Prevention of seabed subsidence of class-1 gas hydrate deposits via CO₂-EGR: A numerical study with coupled geomechanics-hydrate reaction-multiphase fluid flow model

The geomechanics effects and seabed subsidence are critical issues that should be considered in the development of a hydrate reservoir. The purpose of this study is to couple the geomechanics, hydrate reaction, and multiphase fluid flow modules to investigate the feasibility of CO₂ enhanced gas recovery (CO₂-EGR) of a Class-1 hydrate deposit by observing the formation deformation, and the seabed subsidence. The production methods of depressurization and CO₂-EGR are modeled, respectively. The production behaviors and seabed subsidence of different production methods are compared. The positive influence on the gas recovery for a Class-1 hydrate deposit via CO₂-EGR is observed. The calculations of seabed subsidence showed a significant improvement can be achieved when CO₂-EGR was used. The subsidence is only 6.8% of that from the pure depressurization in the case of a pressure drop of 30%. The effects of production pressure drop and production gas rate are investigated.

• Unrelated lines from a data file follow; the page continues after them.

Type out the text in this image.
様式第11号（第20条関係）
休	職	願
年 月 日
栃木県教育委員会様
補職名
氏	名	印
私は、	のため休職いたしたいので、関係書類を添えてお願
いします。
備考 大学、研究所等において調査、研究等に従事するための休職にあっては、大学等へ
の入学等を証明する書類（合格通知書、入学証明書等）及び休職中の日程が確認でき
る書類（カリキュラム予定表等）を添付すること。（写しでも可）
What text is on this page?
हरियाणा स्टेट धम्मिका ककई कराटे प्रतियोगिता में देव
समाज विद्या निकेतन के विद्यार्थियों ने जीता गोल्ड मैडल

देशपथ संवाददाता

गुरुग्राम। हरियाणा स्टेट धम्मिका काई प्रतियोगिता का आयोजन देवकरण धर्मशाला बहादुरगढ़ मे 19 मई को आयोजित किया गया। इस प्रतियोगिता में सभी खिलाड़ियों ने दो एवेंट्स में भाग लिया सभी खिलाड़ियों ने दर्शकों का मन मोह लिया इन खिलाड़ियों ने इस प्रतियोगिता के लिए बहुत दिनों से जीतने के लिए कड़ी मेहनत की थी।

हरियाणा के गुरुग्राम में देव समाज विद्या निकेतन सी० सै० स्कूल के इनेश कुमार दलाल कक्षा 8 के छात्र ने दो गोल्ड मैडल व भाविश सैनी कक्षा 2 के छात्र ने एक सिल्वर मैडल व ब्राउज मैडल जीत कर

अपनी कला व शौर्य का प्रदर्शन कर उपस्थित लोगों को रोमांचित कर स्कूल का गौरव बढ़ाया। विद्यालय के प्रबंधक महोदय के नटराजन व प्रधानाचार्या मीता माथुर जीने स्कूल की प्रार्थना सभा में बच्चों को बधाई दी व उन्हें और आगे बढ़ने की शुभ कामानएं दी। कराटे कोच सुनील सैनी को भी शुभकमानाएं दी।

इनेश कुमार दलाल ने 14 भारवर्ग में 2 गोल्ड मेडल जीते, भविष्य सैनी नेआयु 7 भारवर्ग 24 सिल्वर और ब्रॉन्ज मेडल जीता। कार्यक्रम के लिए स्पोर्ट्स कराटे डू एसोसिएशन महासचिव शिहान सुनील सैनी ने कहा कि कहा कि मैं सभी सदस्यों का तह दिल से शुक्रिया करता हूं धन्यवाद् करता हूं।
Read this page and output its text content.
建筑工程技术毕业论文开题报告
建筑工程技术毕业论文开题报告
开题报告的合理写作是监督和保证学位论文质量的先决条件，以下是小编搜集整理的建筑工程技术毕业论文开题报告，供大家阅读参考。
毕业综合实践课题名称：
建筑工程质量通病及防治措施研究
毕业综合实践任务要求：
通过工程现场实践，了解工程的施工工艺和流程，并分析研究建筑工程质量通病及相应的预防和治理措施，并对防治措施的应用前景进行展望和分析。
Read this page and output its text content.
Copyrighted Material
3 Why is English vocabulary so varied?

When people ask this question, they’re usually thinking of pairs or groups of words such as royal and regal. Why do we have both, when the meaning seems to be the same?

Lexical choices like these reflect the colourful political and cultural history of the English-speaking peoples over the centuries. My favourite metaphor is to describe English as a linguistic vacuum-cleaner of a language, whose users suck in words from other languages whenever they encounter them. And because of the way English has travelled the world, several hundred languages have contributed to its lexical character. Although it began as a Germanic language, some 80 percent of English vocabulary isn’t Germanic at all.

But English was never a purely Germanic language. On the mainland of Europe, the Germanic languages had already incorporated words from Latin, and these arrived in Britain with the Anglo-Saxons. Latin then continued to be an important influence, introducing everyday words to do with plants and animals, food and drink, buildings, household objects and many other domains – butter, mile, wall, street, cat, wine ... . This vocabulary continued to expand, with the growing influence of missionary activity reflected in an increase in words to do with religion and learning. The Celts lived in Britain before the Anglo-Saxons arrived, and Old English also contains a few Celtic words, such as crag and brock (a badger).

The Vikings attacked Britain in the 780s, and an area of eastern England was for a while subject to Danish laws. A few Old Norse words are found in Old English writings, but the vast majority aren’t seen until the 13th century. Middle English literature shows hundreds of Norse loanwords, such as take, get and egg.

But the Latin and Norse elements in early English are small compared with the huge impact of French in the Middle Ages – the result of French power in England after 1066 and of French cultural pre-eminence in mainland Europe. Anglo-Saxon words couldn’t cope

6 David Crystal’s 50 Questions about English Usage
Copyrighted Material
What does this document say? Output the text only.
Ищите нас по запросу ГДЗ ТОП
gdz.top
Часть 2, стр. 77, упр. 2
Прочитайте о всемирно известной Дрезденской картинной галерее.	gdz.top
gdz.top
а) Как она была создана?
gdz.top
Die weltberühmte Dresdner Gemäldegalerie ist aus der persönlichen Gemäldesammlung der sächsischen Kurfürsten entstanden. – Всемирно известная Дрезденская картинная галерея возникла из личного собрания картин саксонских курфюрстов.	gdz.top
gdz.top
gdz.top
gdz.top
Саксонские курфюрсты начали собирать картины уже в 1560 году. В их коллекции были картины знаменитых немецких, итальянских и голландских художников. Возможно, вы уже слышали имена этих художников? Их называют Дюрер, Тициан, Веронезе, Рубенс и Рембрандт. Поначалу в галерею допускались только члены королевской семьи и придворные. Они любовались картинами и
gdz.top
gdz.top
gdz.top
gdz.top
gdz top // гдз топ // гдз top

The association between the gas production and the pressure drop of the well is different from the cases of pure depressurization and the CO₂-EGR. The appropriate initial time for the CO₂ injection is tested. Slighter seabed subsidence is observed when the CO₂ injection is initiated earlier. The case of different injection pressure control showed that a lower injection pressure leads to a heavier seabed subsidence. A higher CO₂ fraction allowed in the produced gas stream results in a higher cumulative gas production, but there is no significant impact on the seabed subsidence.